Nine separate criminal cases against Beard are working their way through Deschutes County Circuit Court. The 25-year-old faces 25 criminal counts, including delivery of heroin and methamphetamine, first-degree burglary and identity theft.
Beard is the son of Scott Beard, a former Deschutes County Sheriff’s Office captain convicted in 2017 of embezzling more than $200,000 from the agency.
The younger Beard had no arrests prior to this year.
Because the charges he faces are all property crimes or drug possession, Beard was let into Deschutes County Family Drug Court, a court-supervised treatment program that keeps people charged with crimes out of prison if they’re successful.
“We believe his crimes were motivated by drug use, and that’s why he was allowed into family drug court for the limited time he was there,” said Deputy District Attorney Steve Gunnels.
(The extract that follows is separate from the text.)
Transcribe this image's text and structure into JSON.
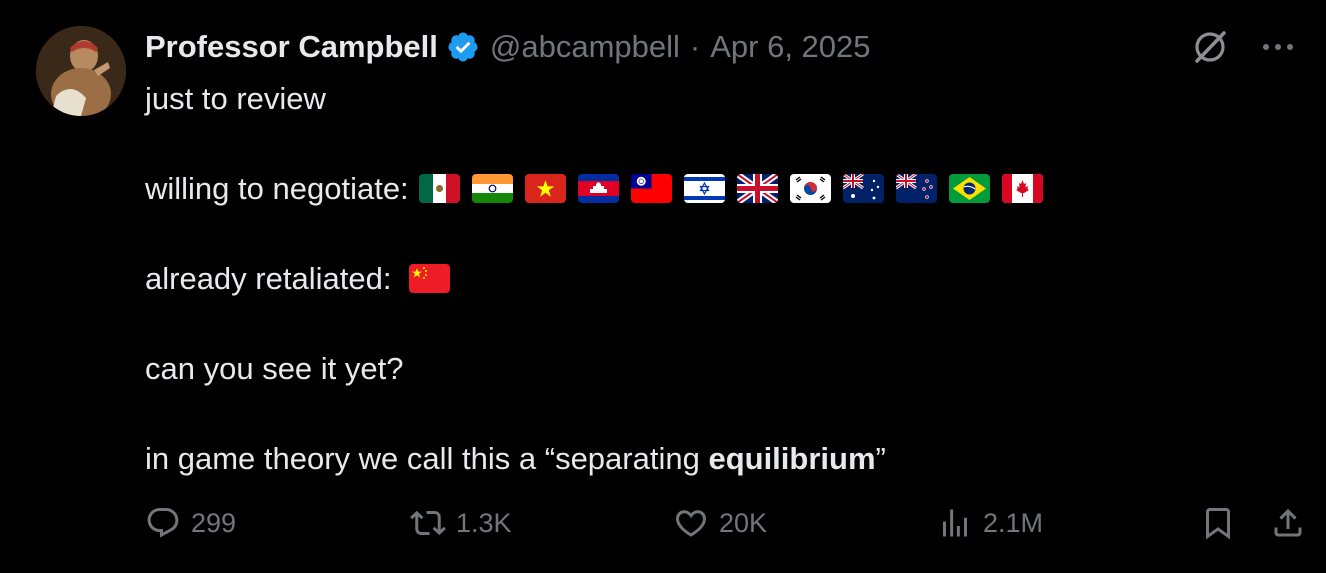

Beard violated multiple drug court rules while he was in the program, Gunnels said.
The final violation came in September, when he was named as a suspect in the burglary of a roommate’s mother.
He and two others are accused of stealing $40,000, five rifles and other items from a Redmond woman’s house.
On September 25, one of Beard’s roommates, Mark Elijah Peck, told police Beard and Sierra Shannon Campbell brought home rifles, a safe and a large of amount of cash. He told Deschutes County Sheriff’s Sgt. Deke Demars he knew the property belonged to Campbell’s mother.
At about 8 p.m. on Sept. 26, Beard was pulled over by a Bend Police officer. He told the officer he’d recently paid $1,500 cash for the vehicle, a dark 1980 Volkswagen, as well as $1,000 in new stereo equipment. Additionally, he was found to have $2,000 in cash inside the vehicle.
Beard told police he lived on a fixed income from the Department of Veterans Affairs, and the money had come from the recent sale of another car he owned — a Volkswagen Jetta.
Beard reportedly gave police permission to search his residence in Redmond. When Deschutes County Sheriff’s Det. James McLaughlin arrived, he saw the Jetta that Beard said he’d sold.
Beard said a man had paid cash for the car but had only picked up the keys and paperwork, not the vehicle itself. He couldn’t remember the buyer’s name.
“I told Beard that I did not believe he was paid $6,000 for a vehicle from an unknown man who neglected to pick the vehicle up,” McLaughlin wrote in a search warrant affidavit.
Beard, Peck and Campbell are each facing five criminal charges for the alleged burglary, including first-degree burglary and first-degree theft.
Beard is currently in Deschutes County jail on a no-bail hold.
He faces penalties in the nine cases in which he’s named as a defendant. Some of the drug charges could be dropped in deals with prosecutors, but the cases with separate victims will all likely have separate resolutions, Gunnels said.
Scott Beard, 48, is currently being housed in a privately run federal prison in Taft, California.
He’s scheduled to be released in January 2021.